Before the 2023 season, Jimmy Garoppolo was signed as the Raiders starting quarterback on a three-year, $72.5 million contract, based on his past work with McDaniels when they were both with the New England Patriots. However Garoppolo was still recovering from an injured foot, so the deal was contingent upon passing a physical prior to Week 1 (which he did) as otherwise the Raiders could have released him without owing compensation. On September 24, 2023, during a game against the Pittsburgh Steelers, McDaniels came under intense criticism for kicking a field goal down by eight points with just over two minutes remaining in the game. Though the field goal was successful, the Raiders did not get another reasonable chance to score and they lost by a final score of 23–18. He then came under even more scrutiny for saying it was a two possession game. McDaniels, along with General Manager Dave Ziegler, were fired from the Raiders on October 31, 2023, after a 3–5 start to the season. McDaniels found out about him being fired while his kids were out trick-or-treating on Halloween. He decided to call his kids to tell them to come home so he could tell them the news. McDaniels finished his Raiders tenure with a 9–16 record, and his contract, reportedly worth $60 million, is fully guaranteed through 2027. Following his firing, the NFLPA ranked McDaniels as the lowest rated head coach in the league for 2023.

=== New England Patriots (third stint) ===
On January 22, 2025, McDaniels was brought back to the Patriots to be their offensive coordinator under new head coach Mike Vrabel. Under McDaniels' playcalling in the 2025 season, the Patriots were the second best scoring offense in the league with the average of 28.8 points per game, improving from the previous season, where they placed in the bottom three with 16.1 points per game under Alex Van Pelt. McDaniels was also credited for the development of second-year quarterback Drake Maye.

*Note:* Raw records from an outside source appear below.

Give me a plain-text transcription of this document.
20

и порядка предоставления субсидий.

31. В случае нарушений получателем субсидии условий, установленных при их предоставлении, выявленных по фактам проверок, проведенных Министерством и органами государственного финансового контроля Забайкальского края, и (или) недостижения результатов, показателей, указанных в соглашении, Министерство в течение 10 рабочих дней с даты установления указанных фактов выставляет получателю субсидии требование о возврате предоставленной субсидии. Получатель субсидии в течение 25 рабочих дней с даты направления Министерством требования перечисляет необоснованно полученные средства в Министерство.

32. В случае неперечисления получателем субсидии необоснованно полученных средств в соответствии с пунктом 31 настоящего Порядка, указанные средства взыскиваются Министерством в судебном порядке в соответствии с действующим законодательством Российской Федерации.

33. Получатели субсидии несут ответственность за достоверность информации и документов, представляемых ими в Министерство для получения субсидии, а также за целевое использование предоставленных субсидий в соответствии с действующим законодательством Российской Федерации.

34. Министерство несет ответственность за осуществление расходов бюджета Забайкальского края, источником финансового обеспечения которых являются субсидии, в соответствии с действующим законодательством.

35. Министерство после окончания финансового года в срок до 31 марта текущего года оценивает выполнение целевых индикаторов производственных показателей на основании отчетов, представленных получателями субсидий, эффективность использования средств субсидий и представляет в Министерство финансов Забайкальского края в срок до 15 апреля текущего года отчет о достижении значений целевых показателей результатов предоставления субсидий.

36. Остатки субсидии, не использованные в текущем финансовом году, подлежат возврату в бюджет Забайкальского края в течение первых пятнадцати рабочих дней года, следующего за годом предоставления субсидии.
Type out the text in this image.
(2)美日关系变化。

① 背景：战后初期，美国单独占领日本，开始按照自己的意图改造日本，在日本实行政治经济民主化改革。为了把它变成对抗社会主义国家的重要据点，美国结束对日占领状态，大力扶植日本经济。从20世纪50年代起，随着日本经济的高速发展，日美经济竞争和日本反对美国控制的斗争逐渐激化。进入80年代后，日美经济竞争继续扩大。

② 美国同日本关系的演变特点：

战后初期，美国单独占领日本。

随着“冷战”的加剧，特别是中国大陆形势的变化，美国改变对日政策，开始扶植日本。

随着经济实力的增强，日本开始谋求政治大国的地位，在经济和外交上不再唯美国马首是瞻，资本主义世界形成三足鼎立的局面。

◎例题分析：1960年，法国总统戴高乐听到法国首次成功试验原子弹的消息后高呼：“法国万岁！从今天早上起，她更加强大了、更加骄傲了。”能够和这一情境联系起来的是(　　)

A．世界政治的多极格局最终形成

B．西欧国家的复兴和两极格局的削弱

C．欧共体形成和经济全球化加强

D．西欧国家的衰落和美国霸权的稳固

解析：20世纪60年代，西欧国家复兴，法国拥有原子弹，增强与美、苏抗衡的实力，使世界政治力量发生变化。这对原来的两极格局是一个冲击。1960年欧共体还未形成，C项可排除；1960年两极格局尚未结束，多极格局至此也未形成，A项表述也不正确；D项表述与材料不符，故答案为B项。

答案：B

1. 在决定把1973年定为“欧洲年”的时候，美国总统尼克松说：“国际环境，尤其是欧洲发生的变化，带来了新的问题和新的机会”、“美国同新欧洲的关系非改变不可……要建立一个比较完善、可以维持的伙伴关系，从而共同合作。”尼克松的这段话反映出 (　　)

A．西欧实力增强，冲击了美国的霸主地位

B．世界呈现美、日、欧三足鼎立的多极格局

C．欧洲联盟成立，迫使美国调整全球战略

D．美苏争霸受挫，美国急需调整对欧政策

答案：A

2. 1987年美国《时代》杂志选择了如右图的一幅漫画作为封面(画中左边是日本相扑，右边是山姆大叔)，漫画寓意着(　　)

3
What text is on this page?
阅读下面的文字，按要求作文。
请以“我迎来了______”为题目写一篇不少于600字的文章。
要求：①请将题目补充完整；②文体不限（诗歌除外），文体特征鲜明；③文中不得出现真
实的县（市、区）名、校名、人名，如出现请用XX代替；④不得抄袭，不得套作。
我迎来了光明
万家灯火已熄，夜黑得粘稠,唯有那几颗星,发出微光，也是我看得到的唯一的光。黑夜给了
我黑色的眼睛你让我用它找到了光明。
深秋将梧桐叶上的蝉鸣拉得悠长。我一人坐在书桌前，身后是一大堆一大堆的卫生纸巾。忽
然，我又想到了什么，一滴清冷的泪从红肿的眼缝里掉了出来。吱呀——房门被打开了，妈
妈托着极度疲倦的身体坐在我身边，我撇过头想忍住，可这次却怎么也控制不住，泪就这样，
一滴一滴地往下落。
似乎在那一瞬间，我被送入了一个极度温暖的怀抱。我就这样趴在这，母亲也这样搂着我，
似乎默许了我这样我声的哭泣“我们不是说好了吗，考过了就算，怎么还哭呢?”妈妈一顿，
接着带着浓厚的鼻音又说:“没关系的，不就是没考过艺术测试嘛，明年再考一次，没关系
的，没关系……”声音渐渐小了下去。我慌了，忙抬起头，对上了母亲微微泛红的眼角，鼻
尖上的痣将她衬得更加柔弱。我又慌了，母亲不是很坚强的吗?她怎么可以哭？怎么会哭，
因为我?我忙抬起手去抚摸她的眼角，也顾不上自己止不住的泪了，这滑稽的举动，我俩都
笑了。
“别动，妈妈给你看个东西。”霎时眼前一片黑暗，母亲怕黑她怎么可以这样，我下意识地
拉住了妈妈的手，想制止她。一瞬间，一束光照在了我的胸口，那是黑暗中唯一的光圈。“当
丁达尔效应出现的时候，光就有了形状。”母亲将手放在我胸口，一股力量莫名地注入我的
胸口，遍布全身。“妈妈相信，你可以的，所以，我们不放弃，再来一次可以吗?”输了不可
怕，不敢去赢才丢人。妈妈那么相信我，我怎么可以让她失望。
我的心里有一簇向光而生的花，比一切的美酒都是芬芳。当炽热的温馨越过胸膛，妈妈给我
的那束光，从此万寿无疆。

With the improvement in the Patriots offense and Maye's development into an MVP candidate, McDaniels was awarded with the 2025 AP NFL Assistant Coach of the Year.

==Head coaching record==

| Team | Year | Regular season |  |  |  |  | Postseason |  |  |  |
| Won | Lost | Ties | Win % | Finish | Won | Lost | Win % | Result |
| DEN | 2009 | 8 | 8 | 0 | .500 | 2nd in AFC West | — | — | — | — |
| DEN | 2010 | 3 | 9 | 0 | .250 | Fired | — | — | — | — |
| DEN total |  | 11 | 17 | 0 | .393 |  | 0 | 0 | .000 |  |
| LV | 2022 | 6 | 11 | 0 | .353 | 3rd in AFC West | — | — | — | — |
| LV | 2023 | 3 | 5 | 0 | .375 | Fired | — | — | — | — |
| LV total |  | 9 | 16 | 0 | .360 |  | 0 | 0 | .000 |  |
| Total |  | 20 | 33 | 0 | .377 |  | 0 | 0 | .000 |  |

==Personal life==
McDaniels is the son of Thom McDaniels, who was voted the 1997 USA Today High School Coach of the Year in the state of Ohio. Attending his father's practices during his youth has been credited with inspiring McDaniels to enter coaching. McDaniels' brother, Ben McDaniels, is an assistant coach for the Houston Texans.

McDaniels and his wife have four children.